Curing the barrel is a relatively simple process, but depending on what you intend to age it, can involve sterilizing the keg as a second step.  Sterilizing the barrel is most commonly done when aging wine, as the lower alcohol content makes the product more likely to take on bacterial or fungal infections.  The rather high proof of distilled spirits make this a non-issue, so providing the keg is generally clean inside it is acceptable.

Step 1: Getting the Wood To Absorb Water and Expand

What: The first part of curing your barrel is to force the wood staves to absorb water.

How To Cure an Oak KegWhy: This causes the staves to expand and tighten, closing the gaps between staves, which allows the keg to hold liquid without leaking.

How: Soaking the barrel in a tub of water is one option, however, if your barrel is finished, that is, it has stain or varnish, then this method can damage its appearance. A simpler option is as follows:

Place the keg in a sink or bathtub with the drain open and fill it with hot water from the tap. Doing this in a sink or bathtub allows the water running from the barrel to go down the drain, avoiding the exterior of the keg sitting in pooling water.

As the water runs from the keg, continue topping it up with hot water. Hot water tends to be absorbed by the wood more quickly, shortening this process. Keeping the keg topped up with water will also force the wood to absorb the water. Allowing all of the water to drain from the barrel will not force the wood to take on the water, and make this a very tedious project.

How long does it take? Depending on the dryness level of the wood this process can take anywhere from a few minutes to more than 24 hours. Smaller kegs, such as the 2 or 4L size, have smaller staves and therefore take less time to cure than larger kegs. This is because smaller staves require less water to expand than do larger staves. If you're curing a larger keg, hang in there--this is a proven technique that will efficiently tighten virtually any keg, so it will be worth your troubles!

Step 2: Testing the Oak Keg For Leakage

What: The second part of curing your keg is making sure that the wood staves have expanded enough to sufficiently hold liquid.

Why: You don’t want to wait until the keg is leaking the precious liquid that you intend to age in it! Try it out with water first so you don’t waste any of your efforts.
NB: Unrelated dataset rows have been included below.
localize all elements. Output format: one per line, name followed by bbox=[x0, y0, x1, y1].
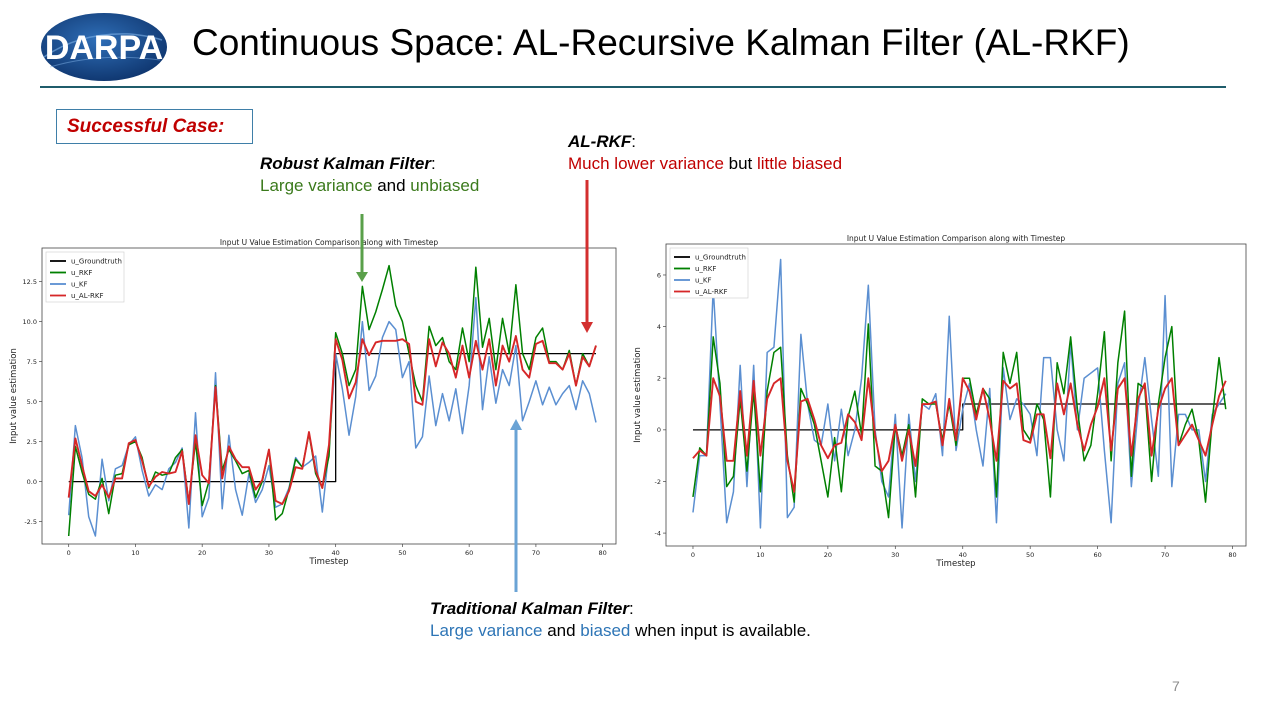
chart1-xtick-label: 50 bbox=[1026, 551, 1034, 559]
chart0-ytick-label: 7.5 bbox=[27, 358, 37, 366]
annotation-kf-p4: when input is available. bbox=[630, 621, 811, 640]
chart1-ylabel: Input value estimation bbox=[633, 347, 643, 443]
chart0-plot-area bbox=[41, 247, 617, 545]
chart0-legend-label-kf: u_KF bbox=[71, 281, 88, 289]
chart0-xtick-label: 60 bbox=[465, 549, 473, 557]
annotation-rkf-colon: : bbox=[430, 154, 436, 173]
title-divider bbox=[40, 86, 1226, 88]
annotation-kf-p1: Large variance bbox=[430, 621, 543, 640]
case-label: Successful Case: bbox=[56, 109, 253, 144]
chart0-ylabel: Input value estimation bbox=[9, 348, 19, 444]
annotation-rkf-p1: Large variance bbox=[260, 176, 373, 195]
chart1-legend-label-alrkf: u_AL-RKF bbox=[695, 288, 728, 296]
annotation-alrkf-colon: : bbox=[631, 132, 636, 151]
annotation-kf-colon: : bbox=[629, 599, 634, 618]
chart1-ytick-label: -4 bbox=[655, 529, 661, 537]
chart1-series-alrkf bbox=[692, 377, 1227, 493]
chart0-xtick-label: 0 bbox=[67, 549, 71, 557]
chart0-legend-label-alrkf: u_AL-RKF bbox=[71, 292, 104, 300]
annotation-rkf-p3: unbiased bbox=[410, 176, 480, 195]
chart1-xtick-label: 10 bbox=[756, 551, 764, 559]
chart0-xtick-label: 50 bbox=[398, 549, 406, 557]
chart1-xtick-label: 30 bbox=[891, 551, 899, 559]
chart1-ytick-label: 4 bbox=[657, 323, 661, 331]
chart1-xtick-label: 20 bbox=[824, 551, 832, 559]
annotation-alrkf: AL-RKF: Much lower variance but little b… bbox=[568, 131, 842, 175]
chart0-ytick-label: 10.0 bbox=[23, 318, 37, 326]
chart0-legend-label-rkf: u_RKF bbox=[71, 269, 92, 277]
chart1-ytick-label: 0 bbox=[657, 426, 661, 434]
chart1-xtick-label: 40 bbox=[959, 551, 967, 559]
chart1-xlabel: Timestep bbox=[935, 559, 975, 568]
chart1-xtick-label: 60 bbox=[1093, 551, 1101, 559]
slide-title: Continuous Space: AL-Recursive Kalman Fi… bbox=[192, 22, 1130, 63]
chart1-title: Input U Value Estimation Comparison alon… bbox=[847, 234, 1066, 243]
chart0-series-groundtruth bbox=[68, 352, 596, 483]
annotation-alrkf-p1: Much lower variance bbox=[568, 154, 724, 173]
chart1-xtick-label: 80 bbox=[1228, 551, 1236, 559]
chart0-xtick-label: 20 bbox=[198, 549, 206, 557]
chart0-ytick-label: 5.0 bbox=[27, 398, 37, 406]
chart1-xtick-label: 70 bbox=[1161, 551, 1169, 559]
chart1-ytick-label: 6 bbox=[657, 271, 661, 279]
annotation-rkf-head: Robust Kalman Filter bbox=[260, 154, 431, 173]
chart1-ytick-label: 2 bbox=[657, 375, 661, 383]
chart0-xlabel: Timestep bbox=[308, 557, 348, 566]
chart0-xtick-label: 30 bbox=[265, 549, 273, 557]
chart0-title: Input U Value Estimation Comparison alon… bbox=[220, 238, 439, 247]
chart1-legend-label-kf: u_KF bbox=[695, 277, 712, 285]
page-number: 7 bbox=[1172, 678, 1180, 694]
chart0-ytick-label: -2.5 bbox=[24, 518, 37, 526]
chart0-xtick-label: 80 bbox=[599, 549, 607, 557]
annotation-kf: Traditional Kalman Filter: Large varianc… bbox=[430, 598, 811, 642]
chart1-legend-label-rkf: u_RKF bbox=[695, 265, 716, 273]
annotation-alrkf-p3: little biased bbox=[757, 154, 843, 173]
annotation-alrkf-head: AL-RKF bbox=[568, 132, 632, 151]
chart0-xtick-label: 10 bbox=[131, 549, 139, 557]
chart-left: Input U Value Estimation Comparison alon… bbox=[9, 238, 617, 566]
logo-text: DARPA bbox=[45, 29, 163, 67]
annotation-rkf-p2: and bbox=[372, 176, 411, 195]
chart1-series-kf bbox=[692, 258, 1227, 529]
chart0-ytick-label: 12.5 bbox=[23, 278, 37, 286]
chart1-ytick-label: -2 bbox=[655, 478, 661, 486]
annotation-rkf: Robust Kalman Filter: Large variance and… bbox=[260, 153, 479, 197]
annotation-kf-head: Traditional Kalman Filter bbox=[430, 599, 630, 618]
chart1-xtick-label: 0 bbox=[691, 551, 695, 559]
chart0-ytick-label: 0.0 bbox=[27, 478, 37, 486]
chart0-legend-label-groundtruth: u_Groundtruth bbox=[71, 258, 122, 266]
annotation-kf-p2: and bbox=[542, 621, 581, 640]
annotation-alrkf-p2: but bbox=[723, 154, 757, 173]
chart-right: Input U Value Estimation Comparison alon… bbox=[633, 234, 1247, 568]
chart0-series-alrkf bbox=[67, 335, 597, 505]
chart0-xtick-label: 40 bbox=[332, 549, 340, 557]
chart1-legend-label-groundtruth: u_Groundtruth bbox=[695, 254, 746, 262]
darpa-logo: DARPA bbox=[41, 13, 167, 81]
chart0-xtick-label: 70 bbox=[532, 549, 540, 557]
annotation-kf-p3: biased bbox=[580, 621, 631, 640]
chart0-ytick-label: 2.5 bbox=[27, 438, 37, 446]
How: Once the keg appears to have only minimal leaking after completing Step 1, let it rest with the water overnight to ensure that it will hold liquid without leaking. You are then ready to drain the keg and add your spirit, or sterilize the barrel to prepare it to take on your wine for aging.

Don’t Skip Step 1!

It is important to note why the barrels should not be stored full of water to keep the wood wet and the barrel tight in the first place. Storing the barrel with water will result in mold issues, potentially rendering the barrel useless. One option is to add water to the barrel regularly and allowing it to sit overnight. This will keep the wood wet enough to have the staves remain tight, and reduce the time required to cure the barrel before use.

Sterilizing Your Oak Keg

Sterilizing the keg can be done in one of a couple of ways. The most common method is the burning of a sulfur strip in the barrel so that the sulfur dioxide emitted will kill bacteria, wild yeast, etc. A second option is to simply fill the barrel with very hot water (above 170 degrees Fahrenheit) and allowing it to sit for 30 minutes. The extremely hot water will sterilize the barrel without introduction of sulfur.